There is a theorem which states:
If $(X_n)$ is irreducible, aperiodic markov chain, then there exist $N$ such that for all $i,j$ and $n>N$ $p_{i,j}(n)>0$. So with non zero probability we can go from $i$ to $j$ in exactly $n$ steps.
What is intuition here? Can we formulate general strategy how to move in order to get from $i$ to $j$ in exactly $n$ steps when $N$ is uniformly chosen?
You ask for intuition, but I think there is no intuition to be found. This particular example I give illustrates exactly how counterintuitive this problem can be.
Consider the following Markov chain. There is a particular node, $x$. The entire chain is a union of $k$ cycles, where all of the cycles pass through the node $x$; otherwise, the cycles have no nodes in common. There are integers $c_1,\dots,c_k$, such that the $i^\text{th}$ cycle has exactly $c_i$ nodes, including $x$. Starting from the $x$ node, there is an equal probability of moving to the next node in any of the $k$ cycles. Thereafter, assuming the chain enters the $i^\text{th}$ cycle, the chain will always make $c_i-1$ moves which go around the cycle, returning to $x$.

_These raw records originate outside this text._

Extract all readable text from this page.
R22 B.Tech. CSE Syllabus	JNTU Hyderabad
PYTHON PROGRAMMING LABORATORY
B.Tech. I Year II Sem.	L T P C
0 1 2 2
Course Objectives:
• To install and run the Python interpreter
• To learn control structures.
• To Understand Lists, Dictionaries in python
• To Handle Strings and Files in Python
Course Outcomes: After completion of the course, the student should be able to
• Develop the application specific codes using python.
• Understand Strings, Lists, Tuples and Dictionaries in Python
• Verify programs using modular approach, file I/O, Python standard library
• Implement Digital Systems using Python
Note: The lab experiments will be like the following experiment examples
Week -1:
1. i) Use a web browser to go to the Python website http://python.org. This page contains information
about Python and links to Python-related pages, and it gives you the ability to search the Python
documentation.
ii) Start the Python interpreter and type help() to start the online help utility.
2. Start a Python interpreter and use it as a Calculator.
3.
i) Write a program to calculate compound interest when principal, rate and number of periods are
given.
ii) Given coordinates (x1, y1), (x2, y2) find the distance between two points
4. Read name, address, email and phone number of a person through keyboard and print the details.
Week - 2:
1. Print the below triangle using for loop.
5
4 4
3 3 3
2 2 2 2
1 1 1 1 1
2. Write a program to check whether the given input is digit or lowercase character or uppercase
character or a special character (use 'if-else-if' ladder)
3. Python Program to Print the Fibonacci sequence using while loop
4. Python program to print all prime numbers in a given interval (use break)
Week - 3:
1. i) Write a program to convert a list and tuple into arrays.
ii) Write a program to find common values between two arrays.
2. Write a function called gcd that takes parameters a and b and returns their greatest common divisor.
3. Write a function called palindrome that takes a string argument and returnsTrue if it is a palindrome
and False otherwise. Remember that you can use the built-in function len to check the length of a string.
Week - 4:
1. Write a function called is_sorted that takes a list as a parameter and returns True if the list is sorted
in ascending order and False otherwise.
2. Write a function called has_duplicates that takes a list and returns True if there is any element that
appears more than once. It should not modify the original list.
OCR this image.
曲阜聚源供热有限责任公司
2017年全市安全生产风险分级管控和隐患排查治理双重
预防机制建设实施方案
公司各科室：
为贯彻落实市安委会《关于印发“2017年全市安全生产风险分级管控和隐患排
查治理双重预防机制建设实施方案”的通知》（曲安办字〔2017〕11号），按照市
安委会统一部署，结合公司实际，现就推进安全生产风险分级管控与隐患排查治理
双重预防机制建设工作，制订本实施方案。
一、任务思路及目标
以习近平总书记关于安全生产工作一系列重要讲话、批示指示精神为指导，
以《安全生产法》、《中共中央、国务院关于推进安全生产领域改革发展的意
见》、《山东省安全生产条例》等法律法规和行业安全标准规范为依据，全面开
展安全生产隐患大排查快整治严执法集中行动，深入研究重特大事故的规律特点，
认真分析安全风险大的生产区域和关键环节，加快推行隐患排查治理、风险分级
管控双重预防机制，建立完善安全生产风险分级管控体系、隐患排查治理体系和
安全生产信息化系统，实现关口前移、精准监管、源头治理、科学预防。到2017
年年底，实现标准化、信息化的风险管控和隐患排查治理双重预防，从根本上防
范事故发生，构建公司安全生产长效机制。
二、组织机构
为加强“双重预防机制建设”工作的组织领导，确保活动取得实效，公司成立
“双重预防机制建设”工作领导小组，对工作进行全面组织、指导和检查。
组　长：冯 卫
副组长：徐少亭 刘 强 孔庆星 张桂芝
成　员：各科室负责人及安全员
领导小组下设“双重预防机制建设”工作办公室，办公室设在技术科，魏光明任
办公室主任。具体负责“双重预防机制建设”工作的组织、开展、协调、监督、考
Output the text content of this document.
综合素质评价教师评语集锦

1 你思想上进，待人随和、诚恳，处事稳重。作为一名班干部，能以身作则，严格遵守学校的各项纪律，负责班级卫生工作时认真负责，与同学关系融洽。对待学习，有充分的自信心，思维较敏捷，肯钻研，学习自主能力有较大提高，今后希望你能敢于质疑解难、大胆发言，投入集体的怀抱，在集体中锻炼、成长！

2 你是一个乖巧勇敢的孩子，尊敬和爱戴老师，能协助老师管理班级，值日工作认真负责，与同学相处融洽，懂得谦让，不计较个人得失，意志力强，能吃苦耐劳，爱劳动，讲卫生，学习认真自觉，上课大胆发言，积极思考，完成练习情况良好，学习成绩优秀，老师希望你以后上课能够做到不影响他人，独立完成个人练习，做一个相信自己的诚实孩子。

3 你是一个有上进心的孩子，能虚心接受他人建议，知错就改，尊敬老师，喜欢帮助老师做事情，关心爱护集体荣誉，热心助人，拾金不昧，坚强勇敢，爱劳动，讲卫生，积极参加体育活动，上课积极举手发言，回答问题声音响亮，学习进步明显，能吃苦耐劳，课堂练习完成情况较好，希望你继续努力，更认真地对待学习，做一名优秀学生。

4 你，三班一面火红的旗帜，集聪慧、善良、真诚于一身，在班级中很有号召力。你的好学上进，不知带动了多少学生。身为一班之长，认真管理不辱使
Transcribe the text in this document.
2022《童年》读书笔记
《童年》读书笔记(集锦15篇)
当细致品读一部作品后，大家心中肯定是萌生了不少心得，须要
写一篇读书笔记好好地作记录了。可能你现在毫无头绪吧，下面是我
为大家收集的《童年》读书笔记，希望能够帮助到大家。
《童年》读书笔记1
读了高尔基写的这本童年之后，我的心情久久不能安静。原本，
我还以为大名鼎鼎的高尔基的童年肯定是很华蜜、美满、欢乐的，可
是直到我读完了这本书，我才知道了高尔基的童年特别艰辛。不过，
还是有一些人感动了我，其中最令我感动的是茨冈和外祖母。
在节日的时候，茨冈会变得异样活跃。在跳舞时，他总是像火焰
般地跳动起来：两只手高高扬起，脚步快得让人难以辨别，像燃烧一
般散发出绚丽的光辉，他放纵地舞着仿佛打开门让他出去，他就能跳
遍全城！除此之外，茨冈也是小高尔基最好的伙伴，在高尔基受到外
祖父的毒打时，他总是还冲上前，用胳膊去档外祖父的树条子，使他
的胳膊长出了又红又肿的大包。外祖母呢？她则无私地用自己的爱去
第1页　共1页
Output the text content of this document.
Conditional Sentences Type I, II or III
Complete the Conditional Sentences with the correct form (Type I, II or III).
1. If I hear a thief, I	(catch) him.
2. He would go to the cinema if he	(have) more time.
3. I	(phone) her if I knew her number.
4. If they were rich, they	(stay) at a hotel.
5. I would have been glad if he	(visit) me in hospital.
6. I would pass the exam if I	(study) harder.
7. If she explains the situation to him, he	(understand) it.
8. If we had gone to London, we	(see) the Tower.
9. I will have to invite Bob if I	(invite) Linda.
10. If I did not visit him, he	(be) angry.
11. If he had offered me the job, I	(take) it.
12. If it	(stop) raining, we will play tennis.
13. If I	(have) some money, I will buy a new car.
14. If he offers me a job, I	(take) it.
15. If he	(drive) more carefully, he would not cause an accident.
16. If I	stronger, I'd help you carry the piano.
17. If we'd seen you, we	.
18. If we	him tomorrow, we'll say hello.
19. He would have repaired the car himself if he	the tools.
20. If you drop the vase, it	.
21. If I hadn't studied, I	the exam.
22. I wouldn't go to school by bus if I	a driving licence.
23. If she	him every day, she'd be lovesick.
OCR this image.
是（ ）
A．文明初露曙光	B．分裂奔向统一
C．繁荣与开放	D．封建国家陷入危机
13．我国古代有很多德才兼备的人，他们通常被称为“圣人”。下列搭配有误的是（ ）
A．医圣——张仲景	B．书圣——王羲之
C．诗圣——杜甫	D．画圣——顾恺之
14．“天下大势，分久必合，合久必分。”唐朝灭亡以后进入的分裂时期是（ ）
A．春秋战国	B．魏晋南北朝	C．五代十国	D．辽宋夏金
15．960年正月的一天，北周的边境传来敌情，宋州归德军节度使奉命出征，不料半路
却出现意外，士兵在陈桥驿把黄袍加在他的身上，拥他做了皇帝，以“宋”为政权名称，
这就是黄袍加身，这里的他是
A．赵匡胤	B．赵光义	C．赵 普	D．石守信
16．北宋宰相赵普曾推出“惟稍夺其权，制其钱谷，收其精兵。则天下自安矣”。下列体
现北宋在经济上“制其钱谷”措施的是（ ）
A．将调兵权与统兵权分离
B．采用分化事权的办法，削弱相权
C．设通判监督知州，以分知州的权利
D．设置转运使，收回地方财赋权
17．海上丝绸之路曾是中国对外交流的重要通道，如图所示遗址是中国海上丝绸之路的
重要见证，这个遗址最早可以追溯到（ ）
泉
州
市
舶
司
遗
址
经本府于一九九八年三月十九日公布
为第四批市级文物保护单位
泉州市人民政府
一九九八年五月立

Let's say that you want to answer the question of determining whether or not $p_{x,x}(n)>0$ or not. That is, can you move from $x$ to itself over the course of exactly $n$ steps? In order for this to be possible, we need to be able to express $N$ as a sum of copies of the cycle lengths $c_1,\dots,c_k$. Therefore, determining whether or not $p_{x,x}(n)>0$ is equivalent to the change making problem, asking whether or not you can make change for $n$ using coins with denominations $c_1,\dots,c_k$.
The change-making problem is NP hard. This shows that there is little hope of finding an intuitive solution for determining if $p_{x,x}(n)>0$. Furthermore, determining the smallest number $N$ such that $n>N$ implies $p_{x,x}(n)>0$ is equivalent to finding the Frobenius number of $(c_1,\dots,c_k)$. According to https://mathworld.wolfram.com/CoinProblem.html, there is no formula for the Frobenius number for $k > 4$.